[osis-core] User manual bug list - 23
Chris Little
osis-core@bibletechnologieswg.org
Mon, 16 Feb 2004 15:49:44 -0800
Todd Tillinghast wrote:
>>23. Preference or equivalency for language declarations?
>>Seciton 7.3.6 - Given the number of different ways that I can specify
>
> the >language to be english, do we need to have some type of equivancy
> tables? >Or is there an order of preference for using the different
> types? Submitted >by: Jim Schaad, jimsch@nwlink.com
>
> Resolution:
> I think we should require a preference order.
>
> My suggestion, ISO 2 letter, ISO 3 letter, Ethnologue language codes.
>
> Todd
Basically, I agree (with IANA codes being preferred over Ethnologue and
LINGUIST codes following Ethnologue in the precedence). Unfortunately,
the whole issue of "what is a valid IETF language code" is currently in
flux. IETF is creating a replacement for RFC 3066. ISO & SIL are
working on the next update to ISO 639. And OLAC has put a hold on its
recommendation for using RFC 3066 to express Ethnologue & LINGUIST codes.
My draft of my recommendation for our statement of best practice
follows, based on what we had discussed at previous meetings and on
OLAC's recommendation (available at
www.language-archives.org/REC/language.html). Notable changes from our
existing practices and what we decided at previous meetings are that
"sil" is substituted for "SIL" and "ll" is substituted for "LINGUIST".
These follow from OLAC's recommendation. The "sil" to "SIL" change is
not a big deal since IETF language codes are explicitly case-independent.
The replacement for IETF RFC 3066 has some nice additions for private
use, has a much more robust syntax, and incorporates script codes (so we
can deprecate that script attribute, eventually).
--Chris
-----
Language codes are used in three locations in an OSIS document:
1) The <language> element of the <header> element.
2) The xml:lang attribute, optional on most elements and required on the
<osisText> element.
3) Within the value of the <identifier type="osis"> element.
The first of these, the <language> element, offers the following options
for its type attribute:
'IETF' (codes according to RFC 3066 or that which obsoletes it)
http://www.ietf.org/rfc/rfc3066.txt
'ISO-639-1' (ISO 639-1 codes)
http://www.loc.gov/standards/iso639-2/englangn.html
'ISO-639-2' (ISO 639-2 codes)
http://www.loc.gov/standards/iso639-2/englangn.html
'ISO-639-2-B' (ISO 639-2/B codes)
http://www.loc.gov/standards/iso639-2/englangn.html
'ISO-639-2-T' (ISO 639-2/T codes)
http://www.loc.gov/standards/iso639-2/englangn.html
'IANA' (registered IANA values)
http://www.iana.org/assignments/language-tags
'SIL' (SIL Ethnologue codes)
http://www.ethnologue.com/
'LINGUIST' (LINGUIST List codes)
http://linguistlist.org/ancientlgs.html
http://linguistlist.org/constructedlgs.html
'other'
A <language> element with type="IETF" is recommended for all OSIS
documentes.

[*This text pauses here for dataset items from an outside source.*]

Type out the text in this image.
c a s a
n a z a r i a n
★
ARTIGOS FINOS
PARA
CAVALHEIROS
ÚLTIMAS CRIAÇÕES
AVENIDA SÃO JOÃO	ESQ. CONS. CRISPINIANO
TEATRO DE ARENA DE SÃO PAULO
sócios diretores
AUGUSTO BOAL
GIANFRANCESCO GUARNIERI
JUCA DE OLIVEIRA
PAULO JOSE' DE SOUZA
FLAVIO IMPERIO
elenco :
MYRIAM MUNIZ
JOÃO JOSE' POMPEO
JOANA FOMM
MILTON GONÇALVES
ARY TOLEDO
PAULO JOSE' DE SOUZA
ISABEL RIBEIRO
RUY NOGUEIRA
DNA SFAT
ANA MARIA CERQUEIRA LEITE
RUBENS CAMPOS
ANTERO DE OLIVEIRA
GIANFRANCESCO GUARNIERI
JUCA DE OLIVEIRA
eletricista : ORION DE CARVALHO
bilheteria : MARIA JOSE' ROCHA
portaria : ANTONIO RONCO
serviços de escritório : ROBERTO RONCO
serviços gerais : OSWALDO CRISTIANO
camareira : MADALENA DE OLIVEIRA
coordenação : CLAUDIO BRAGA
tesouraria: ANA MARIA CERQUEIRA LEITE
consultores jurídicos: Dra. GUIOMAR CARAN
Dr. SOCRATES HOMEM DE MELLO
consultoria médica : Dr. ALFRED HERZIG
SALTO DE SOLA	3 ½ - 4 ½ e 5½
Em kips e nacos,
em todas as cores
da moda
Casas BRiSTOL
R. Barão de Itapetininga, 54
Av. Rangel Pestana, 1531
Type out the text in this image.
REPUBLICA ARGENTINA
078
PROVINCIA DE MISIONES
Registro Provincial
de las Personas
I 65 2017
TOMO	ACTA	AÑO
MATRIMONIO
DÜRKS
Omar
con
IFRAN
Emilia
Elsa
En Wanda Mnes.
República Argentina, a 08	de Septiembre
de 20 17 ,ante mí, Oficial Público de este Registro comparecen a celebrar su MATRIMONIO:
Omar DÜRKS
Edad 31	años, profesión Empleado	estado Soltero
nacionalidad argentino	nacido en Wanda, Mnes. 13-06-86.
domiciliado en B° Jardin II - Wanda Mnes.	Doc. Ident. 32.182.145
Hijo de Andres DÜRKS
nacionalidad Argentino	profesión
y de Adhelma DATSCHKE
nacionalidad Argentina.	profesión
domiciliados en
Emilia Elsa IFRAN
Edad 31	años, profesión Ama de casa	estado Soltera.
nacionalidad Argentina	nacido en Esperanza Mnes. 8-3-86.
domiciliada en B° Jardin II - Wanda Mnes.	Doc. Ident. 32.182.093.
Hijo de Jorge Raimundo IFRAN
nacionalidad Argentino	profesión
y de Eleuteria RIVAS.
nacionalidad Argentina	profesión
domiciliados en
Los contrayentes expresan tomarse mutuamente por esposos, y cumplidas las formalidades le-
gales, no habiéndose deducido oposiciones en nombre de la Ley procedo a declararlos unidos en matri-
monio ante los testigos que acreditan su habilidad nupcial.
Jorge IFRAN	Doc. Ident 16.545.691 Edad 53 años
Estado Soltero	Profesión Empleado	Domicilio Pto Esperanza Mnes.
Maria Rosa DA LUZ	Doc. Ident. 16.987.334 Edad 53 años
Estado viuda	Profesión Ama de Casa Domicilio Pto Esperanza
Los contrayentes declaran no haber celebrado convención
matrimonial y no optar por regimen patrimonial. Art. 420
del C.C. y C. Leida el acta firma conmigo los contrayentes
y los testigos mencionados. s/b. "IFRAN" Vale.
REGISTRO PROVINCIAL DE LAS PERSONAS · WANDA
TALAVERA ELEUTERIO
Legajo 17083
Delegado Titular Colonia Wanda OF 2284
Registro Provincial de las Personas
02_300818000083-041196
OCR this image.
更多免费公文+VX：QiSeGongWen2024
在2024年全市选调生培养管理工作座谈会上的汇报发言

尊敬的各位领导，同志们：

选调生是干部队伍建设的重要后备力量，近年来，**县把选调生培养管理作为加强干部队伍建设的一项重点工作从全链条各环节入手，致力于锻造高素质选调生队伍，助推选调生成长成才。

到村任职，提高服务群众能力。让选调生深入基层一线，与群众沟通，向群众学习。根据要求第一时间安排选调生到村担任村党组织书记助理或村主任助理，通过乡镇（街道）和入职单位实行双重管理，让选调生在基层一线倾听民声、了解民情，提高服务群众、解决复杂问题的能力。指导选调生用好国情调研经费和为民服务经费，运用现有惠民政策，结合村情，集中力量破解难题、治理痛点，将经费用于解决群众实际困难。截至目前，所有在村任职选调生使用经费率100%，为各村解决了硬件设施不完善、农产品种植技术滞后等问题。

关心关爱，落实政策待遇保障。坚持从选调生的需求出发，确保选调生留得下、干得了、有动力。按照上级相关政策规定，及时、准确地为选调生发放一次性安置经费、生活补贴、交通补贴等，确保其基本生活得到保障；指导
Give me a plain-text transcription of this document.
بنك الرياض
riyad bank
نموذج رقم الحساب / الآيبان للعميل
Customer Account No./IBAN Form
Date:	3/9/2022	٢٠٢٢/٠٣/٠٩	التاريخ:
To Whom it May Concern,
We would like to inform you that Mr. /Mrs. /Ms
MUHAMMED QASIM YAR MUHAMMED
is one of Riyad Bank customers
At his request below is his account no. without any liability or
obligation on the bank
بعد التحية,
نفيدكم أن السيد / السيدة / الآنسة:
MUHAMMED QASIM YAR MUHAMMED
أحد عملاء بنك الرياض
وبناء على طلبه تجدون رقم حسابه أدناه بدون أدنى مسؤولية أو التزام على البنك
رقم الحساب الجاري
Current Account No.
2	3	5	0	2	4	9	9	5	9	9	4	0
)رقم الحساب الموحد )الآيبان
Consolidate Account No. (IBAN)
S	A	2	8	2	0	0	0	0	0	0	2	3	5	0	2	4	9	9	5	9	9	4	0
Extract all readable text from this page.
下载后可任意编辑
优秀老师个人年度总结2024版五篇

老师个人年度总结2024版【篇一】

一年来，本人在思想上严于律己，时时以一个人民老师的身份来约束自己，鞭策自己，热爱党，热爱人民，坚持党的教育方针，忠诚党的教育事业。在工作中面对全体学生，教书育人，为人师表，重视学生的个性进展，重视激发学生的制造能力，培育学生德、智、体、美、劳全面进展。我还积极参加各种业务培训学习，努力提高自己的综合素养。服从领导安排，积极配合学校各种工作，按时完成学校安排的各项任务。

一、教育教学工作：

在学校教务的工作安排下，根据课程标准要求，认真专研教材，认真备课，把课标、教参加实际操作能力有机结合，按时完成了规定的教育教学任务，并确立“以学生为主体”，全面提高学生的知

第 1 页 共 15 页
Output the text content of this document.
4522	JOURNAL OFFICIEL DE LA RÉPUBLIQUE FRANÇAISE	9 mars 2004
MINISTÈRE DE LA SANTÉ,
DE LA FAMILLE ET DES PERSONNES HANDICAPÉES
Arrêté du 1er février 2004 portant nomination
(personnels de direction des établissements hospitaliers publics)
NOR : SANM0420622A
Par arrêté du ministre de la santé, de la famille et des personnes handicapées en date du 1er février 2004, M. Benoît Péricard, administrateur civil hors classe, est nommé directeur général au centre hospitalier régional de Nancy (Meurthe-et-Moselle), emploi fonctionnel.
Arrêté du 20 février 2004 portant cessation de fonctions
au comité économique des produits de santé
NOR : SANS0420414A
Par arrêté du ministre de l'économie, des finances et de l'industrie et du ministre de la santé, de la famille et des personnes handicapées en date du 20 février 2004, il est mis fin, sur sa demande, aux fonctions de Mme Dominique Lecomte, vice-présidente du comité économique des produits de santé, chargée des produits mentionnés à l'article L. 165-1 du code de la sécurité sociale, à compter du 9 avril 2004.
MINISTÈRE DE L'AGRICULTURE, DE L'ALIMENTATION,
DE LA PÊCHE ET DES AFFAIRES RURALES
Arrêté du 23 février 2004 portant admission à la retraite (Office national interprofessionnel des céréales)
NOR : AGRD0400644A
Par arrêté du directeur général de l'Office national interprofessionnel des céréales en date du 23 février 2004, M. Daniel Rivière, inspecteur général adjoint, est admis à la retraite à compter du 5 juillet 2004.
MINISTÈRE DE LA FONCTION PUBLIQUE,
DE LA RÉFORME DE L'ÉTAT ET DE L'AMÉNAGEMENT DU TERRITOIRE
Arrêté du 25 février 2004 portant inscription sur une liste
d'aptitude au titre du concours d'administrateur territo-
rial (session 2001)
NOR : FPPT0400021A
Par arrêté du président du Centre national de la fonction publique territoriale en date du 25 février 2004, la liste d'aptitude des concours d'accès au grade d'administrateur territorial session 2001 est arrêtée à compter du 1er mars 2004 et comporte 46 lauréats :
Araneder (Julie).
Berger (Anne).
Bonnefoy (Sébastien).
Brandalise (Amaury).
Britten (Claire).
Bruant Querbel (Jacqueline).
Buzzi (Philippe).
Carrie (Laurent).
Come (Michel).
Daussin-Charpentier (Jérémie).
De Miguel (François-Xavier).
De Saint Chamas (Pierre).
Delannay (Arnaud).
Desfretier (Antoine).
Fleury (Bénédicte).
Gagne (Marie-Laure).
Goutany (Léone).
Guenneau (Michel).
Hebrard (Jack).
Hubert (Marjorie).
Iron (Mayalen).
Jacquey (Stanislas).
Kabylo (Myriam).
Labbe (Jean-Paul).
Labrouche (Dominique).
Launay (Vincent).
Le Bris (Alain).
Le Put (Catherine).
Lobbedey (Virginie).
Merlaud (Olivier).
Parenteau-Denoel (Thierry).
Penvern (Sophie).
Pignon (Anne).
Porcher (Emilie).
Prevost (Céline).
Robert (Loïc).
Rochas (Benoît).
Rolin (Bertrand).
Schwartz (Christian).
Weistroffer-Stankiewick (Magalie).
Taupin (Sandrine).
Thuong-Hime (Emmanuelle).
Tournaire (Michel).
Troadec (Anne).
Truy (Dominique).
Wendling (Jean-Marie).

Additional <language> elements with other type values are
optional.
The value of <language type="IETF">, xml:lang, and <identifier
type="osis"> should match, whenever possible and should follow the
following system, based on IETF RFC 3066. For any language, there
should be a single unique code.
1) Languages with an ISO 639-1 code should be represented by that code.
For example, English is "en", Hebrew is "he", and Modern Greek
(since 1453) is "el".
2) Otherwise, languages with an ISO 639-2 code should be represented by
that code. (There are no languages for which ISO 639-2/B and ISO
639-2/T codes are different that have not been assigned an ISO 639-1 code.)
For example, Ancient Greeg (to 1453) is "grc", Anglo Saxon is "ang",
and Aramaic is "arc".
3) Otherwise, languages with a registered IANA code should be
represented by that code.
For example, Klingon is "i-klingon" and Scouse is "en-scouse".
4) Otherwise, languages with SIL Ethnologue codes should be represented
by their SIL Ethnologue code, preceded by "x-sil-".
For example, ...
5) Otherwise, languages with LINGUIST List codes should be represented
by their LINGUIST List codes, preceded by "x-ll-".
For example, ...
6) Otherwise, any private use code may be used, provided that it starts
with "x-" and this is not immediately followed by either "sil-" or "ll-".
7) If necessary, the language portion of the code may be followed by the
an ISO 3166 country code (according to
http://www.oasis-open.org/cover/country3166.html).
8) Additional variant subtags may follow this.